21. The Return

244 12 11
                                    


21. The Return

// Spencer//

♦♦♦

It has taken everything in me to escape this hell, yet here I am back of my own free will. The brownstone lurks over me, bathing me in its shadows; welcoming me in and warning me off all at the same time.

If I had been anyone else, I would have been shaking my head in frustration at the girl willingly running back into the lion's den, but I'm not. I have to do this, for the sake of my father's sanity – and mine – but most of all for my mother.

I know what I'm signing up for.

Once I enter, once they find me, I'll be back in the darkness that I fought so hard to escape.

The only difference between then and now is me. I will no longer be the victim, the captive; I will be the survivor, the fighter. After all I will still have my freewill. Even if they never let me back out. I'll find a way to persuade them – find a way to use them, to get what I want.

At least that's what I tell myself, as I cross the street and come to stand in front of the garage gate, the very same one I ran out of only hours ago.

With some sadistic luck, it turns out that the brownstone is more equipped at keeping people locked inside, than keeping anyone from coming in. I find a switch for the garage door hidden behind a half dead bush next to the garage. When I flick it the door glides open with little protest, and I slip inside, before anyone spots me outside.

Inside the garage is almost as I left it. Almost because now Justin's car is parked in the middle of it. I halfway expect him to jump out of it when I step up to it, but it's vacant, the keys still in the ignition.

The gate descends behind me, as I cross the open space to the only other door in the garage. I know where it'll lead me, it's the same one Justin has been pulling me through countless times, the same one I found my escape through.

It opens on its hinges, barely making a sound in the otherwise quiet house. I peek my head inside, checking the hallway.

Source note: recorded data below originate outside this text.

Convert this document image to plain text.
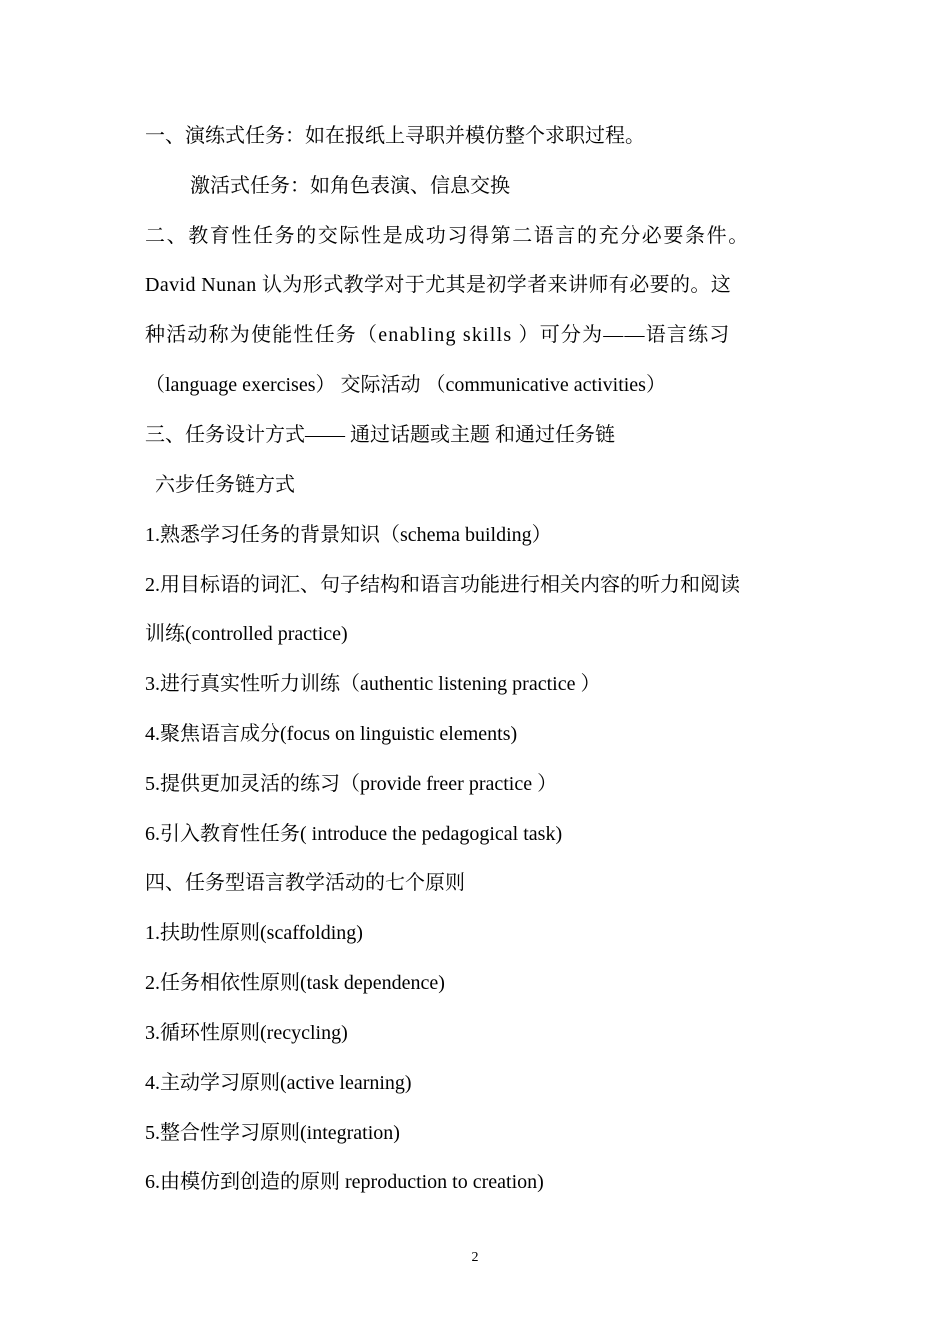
一、演练式任务：如在报纸上寻职并模仿整个求职过程。
激活式任务：如角色表演、信息交换
二、教育性任务的交际性是成功习得第二语言的充分必要条件。
David Nunan 认为形式教学对于尤其是初学者来讲师有必要的。这
种活动称为使能性任务（enabling skills ）可分为——语言练习
（language exercises） 交际活动 （communicative activities）
三、任务设计方式—— 通过话题或主题 和通过任务链
六步任务链方式
1.熟悉学习任务的背景知识（schema building）
2.用目标语的词汇、句子结构和语言功能进行相关内容的听力和阅读
训练(controlled practice)
3.进行真实性听力训练（authentic listening practice ）
4.聚焦语言成分(focus on linguistic elements)
5.提供更加灵活的练习（provide freer practice ）
6.引入教育性任务( introduce the pedagogical task)
四、任务型语言教学活动的七个原则
1.扶助性原则(scaffolding)
2.任务相依性原则(task dependence)
3.循环性原则(recycling)
4.主动学习原则(active learning)
5.整合性学习原则(integration)
6.由模仿到创造的原则 reproduction to creation)
2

When I'm certain that the hallway is empty, I step inside, pulling the door to the garage closed behind me, with slow and steady movements, until the soft click of the lock sounds. I pause, listening.

Still nothing, so I move down the hallway, soft steps against the floorboards. I stick to the walls, where the floorboards are less fragile and likely to make creak, as I move along them.

I make it to the bottom of the stairs and carefully position a foot on the first step, testing it for weak spots, before I step up onto it.

The sound of the gun clocking is the only warning I have, before I feel the cold metal of the barrel pushing against the back of my head.

I freeze where I stand, my hands hanging limply against my side, my heart hammering in the back of my throat.

I had hoped that I would have been able to sneak my way in and pretend that I had never left. I should have known that nothing is ever that easy.

"What are you doing here?" he growls, low and threatening in the back of his throat. I can't fight the shudder that runs through me at the sound of his rough voice.

I swallow, trying to rid myself of the lump in the back of my throat, but it doesn't budge.

The floor boards creak as he steps closer. I feel the heat of his body against my back.